Nevó en el mar. Y por fin caminé sobre el inmenso hielo hacia la blanca lejanía. Una cruz señalaba el lugar en el mapa. Crucé el océano y ya iba a alcanzar el sol cuando grité de pena y con las uñas abrí hendiduras en la helada capa para ver el mar. Las gaviotas, muertas de frío en las rocas, me ayudaron a recobrar el miedo que sienten los adolescentes cuando cesan en su llanto por las noches y se inventan un amable desconocido que acariciándoles la cabezas les ayuda a hablar sobre el amor.

*

Partieron muchos barcos aquel año.
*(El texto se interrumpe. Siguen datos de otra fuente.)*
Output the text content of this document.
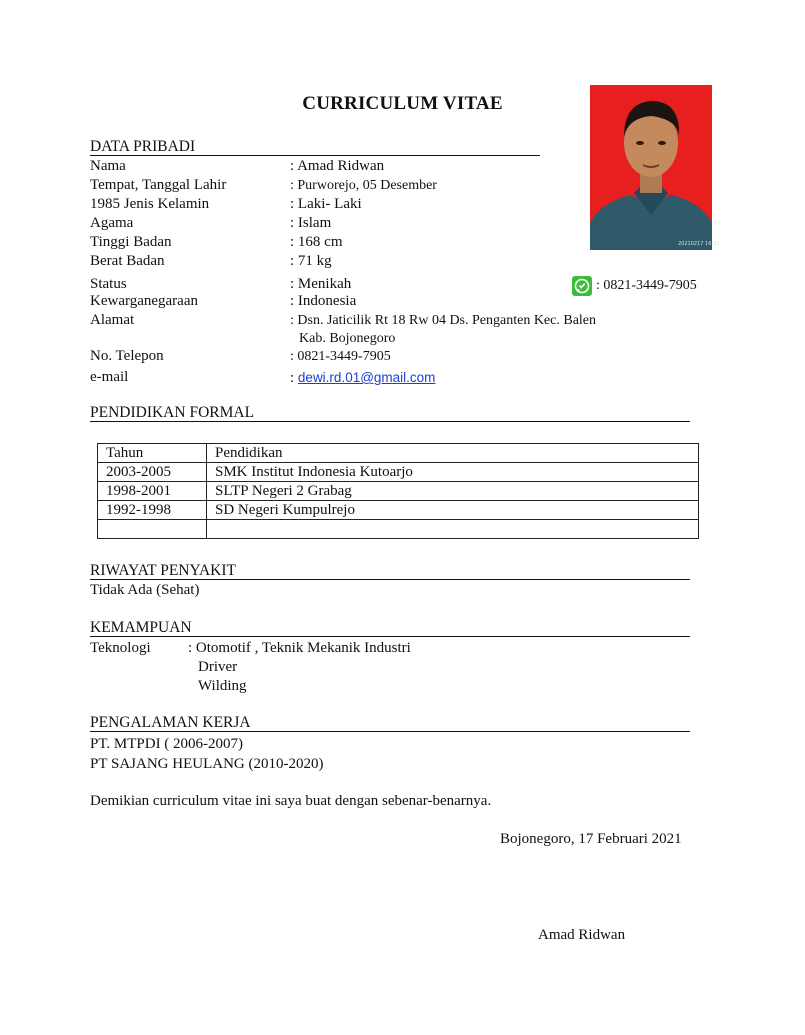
CURRICULUM VITAE
20210217 16:33
DATA PRIBADI
Nama	: Amad Ridwan
Tempat, Tanggal Lahir	: Purworejo, 05 Desember
1985 Jenis Kelamin	: Laki- Laki
Agama	: Islam
Tinggi Badan	: 168 cm
Berat Badan	: 71 kg
Status	: Menikah	: 0821-3449-7905
Kewarganegaraan	: Indonesia
Alamat	: Dsn. Jaticilik Rt 18 Rw 04 Ds. Penganten Kec. Balen
Kab. Bojonegoro
No. Telepon	: 0821-3449-7905
e-mail	: dewi.rd.01@gmail.com
PENDIDIKAN FORMAL
Tahun	Pendidikan
2003-2005	SMK Institut Indonesia Kutoarjo
1998-2001	SLTP Negeri 2 Grabag
1992-1998	SD Negeri Kumpulrejo

RIWAYAT PENYAKIT
Tidak Ada (Sehat)
KEMAMPUAN
Teknologi : Otomotif , Teknik Mekanik Industri
Driver
Wilding
PENGALAMAN KERJA
PT. MTPDI ( 2006-2007)
PT SAJANG HEULANG (2010-2020)
Demikian curriculum vitae ini saya buat dengan sebenar-benarnya.
Bojonegoro, 17 Februari 2021
Amad Ridwan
En la playa quedaron algunos cascos de botella sin mensaje y un plano muy completo del lugar donde empieza la aventura. A golpes de olas fui recobrando la memoria y tuve ganas de llorar sobre la arena, como si en aquel último barco hubiera partido alguien muy importante para mí. Si hubiese nevado sobre la playa y me hubiera sido imposible regresar a las ciudades, sabría ahora por qué es temible el mar, y a quién pertenecía el pañuelo blanco que flotaba en los océanos cuando el trasatlántico entraba en aguas internacionales y alguien, en cubierta, me recordaba quizás en jazz-band.

Empecé a ver elefantes color de rosa bailando sobre las olas, como las pesadillas de los alcohólicos que tiemblan ante un vaso de cerveza y beben para ahogar sus penas. Y fue entonces cuando muy despacio caminé hacia la orilla y me alcanzó el mar.